Les indépendantistes ont la tentation de faire trembler le gouvernement espagnol, mais tout n’est pas si facile.
« Nous allons au choc frontal, nous allons faire tomber le gouvernement espagnol » confie déterminé à Equinox un proche de Carles Puigdemont. La scène a eu lieu durant le week-end, quelques heures après l’annonce du réquisitoire par le procureur espagnol qui demande entre 11 et 25 ans de prison pour les leaders indépendantistes responsables de la déclaration d’indépendance du 27 octobre 2017.
Lire aussi : L’Espagne demande plus de 200 ans de prison contre les leaders indépendantistes
Pour faire chuter l’exécutif socialiste de Pedro Sanchez, il n’y a pas besoin de désobéir à la Constitution : il suffit que les 17 députés indépendantistes qui siègent à Madrid ne donnent plus leur vote aux projets législatifs du gouvernement.
Pedro Sanchez gouverne sans avoir gagné les élections, il dirige l’Espagne après que Mariano Rajoy fut décapité par une motion de censure en juillet dernier suite à un scandale de corruption. Les 175 députés ont avant tout voté le texte de la motion de censure pour faire tomber le conservateur Rajoy. Même si la Constitution donne automatiquement les clés du pouvoir à celui qui a présenté la motion, en l’espèce Pedro Sanchez, ce n’est pas pour cela qu’il dispose par la suite d’une majorité parlementaire pour gouverner.
Pedro Sanchez a conclu une alliance de gouvernement avec l’ultra-gauche de Podemos. Les deux groupes parlementaires, socialistes et Podemos, disposent de 151 sièges. Il faut 176 voix pour faire passer une loi à la majorité absolue. Le prochain texte primordial qui se prépare en lecture au Congrès des députés est le budget général de l’État espagnol. Sans les votes des députés indépendantistes catalans, il est impossible d’adopter la loi budgétaire. Fragilisé, Pedro Sanchez pourrait convoquer des élections législatives nationales anticipées.
Les parlementaires catalans restent en Espagne
Après les réquisitions du parquet, les indépendantistes, le président Quim Torra en tête, poussent des cris au ciel expliquant que les parlementaires catalans ne voteront pas le budget. Les plus vindicatifs expliquaient d’ailleurs que les députés indépendantistes n’allaient plus siéger au parlement espagnol en signe de protestation face aux années de prison qui attendent les anciens ministres de Puigdemont.
Finalement, les 17 parlementaires resteront au congrès espagnol. Il y a une raison budgétaire à ce choix : les 17 élus se partagent chaque année près d’un million d’euros de salaires et de notes de frais, auquel il faut ajouter une subvention annuelle pour les partis à hauteur de près de 700.000 euros.
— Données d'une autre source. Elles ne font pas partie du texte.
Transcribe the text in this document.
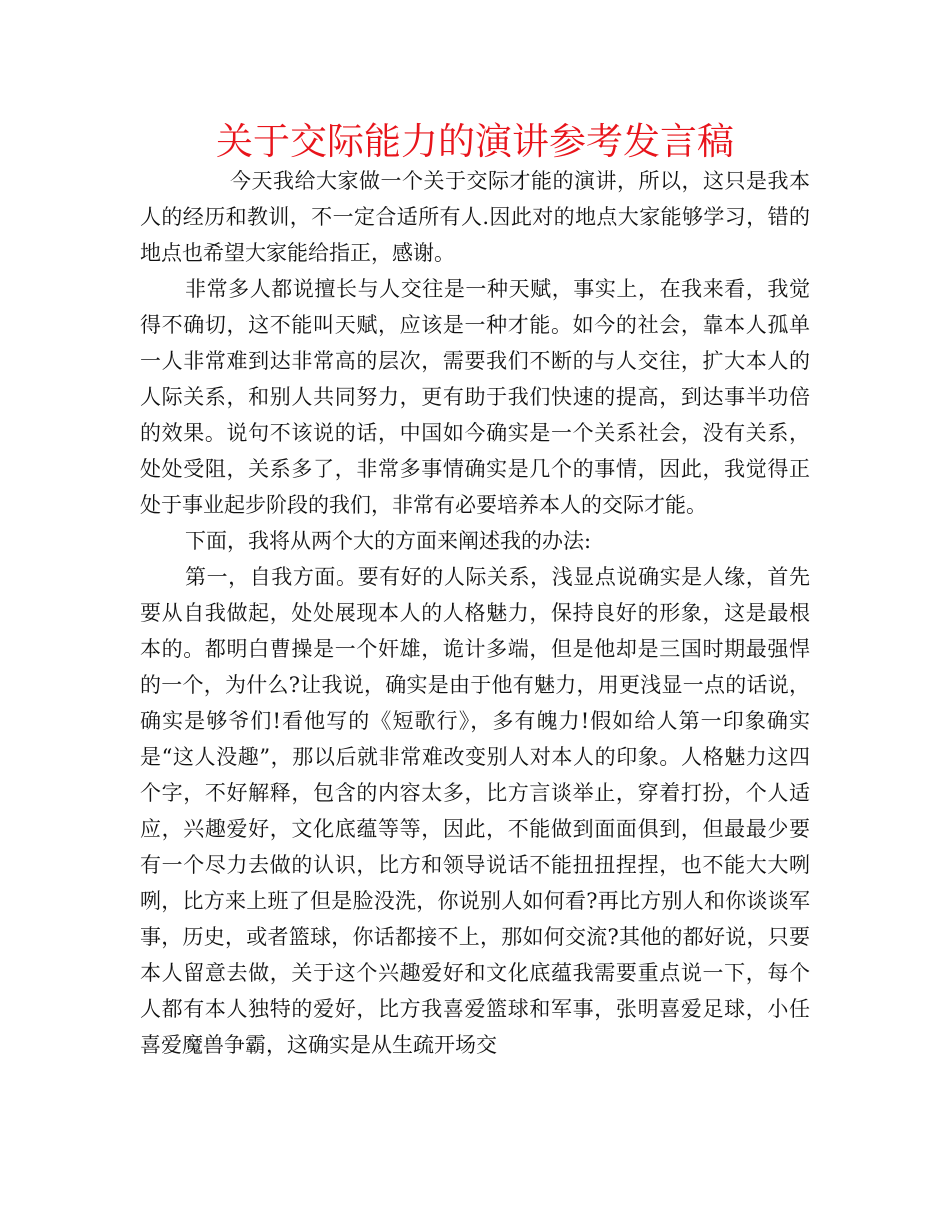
关于交际能力的演讲参考发言稿

今天我给大家做一个关于交际才能的演讲，所以，这只是我本人的经历和教训，不一定合适所有人.因此对的地点大家能够学习，错的地点也希望大家能给指正，感谢。

非常多人都说擅长与人交往是一种天赋，事实上，在我来看，我觉得不确切，这不能叫天赋，应该是一种才能。如今的社会，靠本人孤单一人非常难到达非常高的层次，需要我们不断的与人交往，扩大本人的人际关系，和别人共同努力，更有助于我们快速的提高，到达事半功倍的效果。说句不该说的话，中国如今确实是一个关系社会，没有关系，处处受阻，关系多了，非常多事情确实是几个的事情，因此，我觉得正处于事业起步阶段的我们，非常有必要培养本人的交际才能。

下面，我将从两个大的方面来阐述我的办法:

第一，自我方面。要有好的人际关系，浅显点说确实是人缘，首先要从自我做起，处处展现本人的人格魅力，保持良好的形象，这是最根本的。都明白曹操是一个奸雄，诡计多端，但是他却是三国时期最强悍的一个，为什么?让我说，确实是由于他有魅力，用更浅显一点的话说，确实是够爷们!看他写的《短歌行》，多有魄力!假如给人第一印象确实是“这人没趣”，那以后就非常难改变别人对本人的印象。人格魅力这四个字，不好解释，包含的内容太多，比方言谈举止，穿着打扮，个人适应，兴趣爱好，文化底蕴等等，因此，不能做到面面俱到，但最最少要有一个尽力去做的认识，比方和领导说话不能扭扭捏捏，也不能大大咧咧，比方来上班了但是脸没洗，你说别人如何看?再比方别人和你谈谈军事，历史，或者篮球，你话都接不上，那如何交流?其他的都好说，只要本人留意去做，关于这个兴趣爱好和文化底蕴我需要重点说一下，每个人都有本人独特的爱好，比方我喜爱篮球和军事，张明喜爱足球，小任喜爱魔兽争霸，这确实是从生疏开场交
En cette période de vaches maigres pour les mouvements politiques qui doivent débourser les frais de justice, les amendes et les cautions pour les élus poursuivis, l’argent est plus que jamais le nerf de la guerre. « Les 350 parlementaires qui siègent dans notre parlement sont des députés qui respectent la Constitution, puisqu’ils sont élus par une loi espagnole », affirme le premier ministre Pedro Sanchez, avec un sens de la logique qui effrite la crédibilité indépendantiste des élus catalans.
Concernant les votes des députés souverainistes, le gouvernement se montre plutôt confiant. Les équipes gouvernementales estiment que les indépendantistes ne veulent pas d’élection anticipée qui pourrait conduire à une majorité ultra-conservatrice Partido Popular-Ciutadans. Les deux partis de droite ont pour objectif d’appliquer un article 155 quasi permanent qui suspendrait de facto les institutions catalanes et sortirait les indépendantistes des arcanes du pouvoir.
Parallèlement, le budget 2019 garantit à la Catalogne des milliards d’euros d’investissements. Des sommes qui seront reversées dans les services publics et les infrastructures. En cas de non-adoption des comptes publics, l’exécutif de Pedro Sanchez peut rester au pouvoir en prorogeant les budgets 2018 de Mariano Rajoy. La Catalogne perdrait les investissements et les socialistes la crédibilité gouvernementale.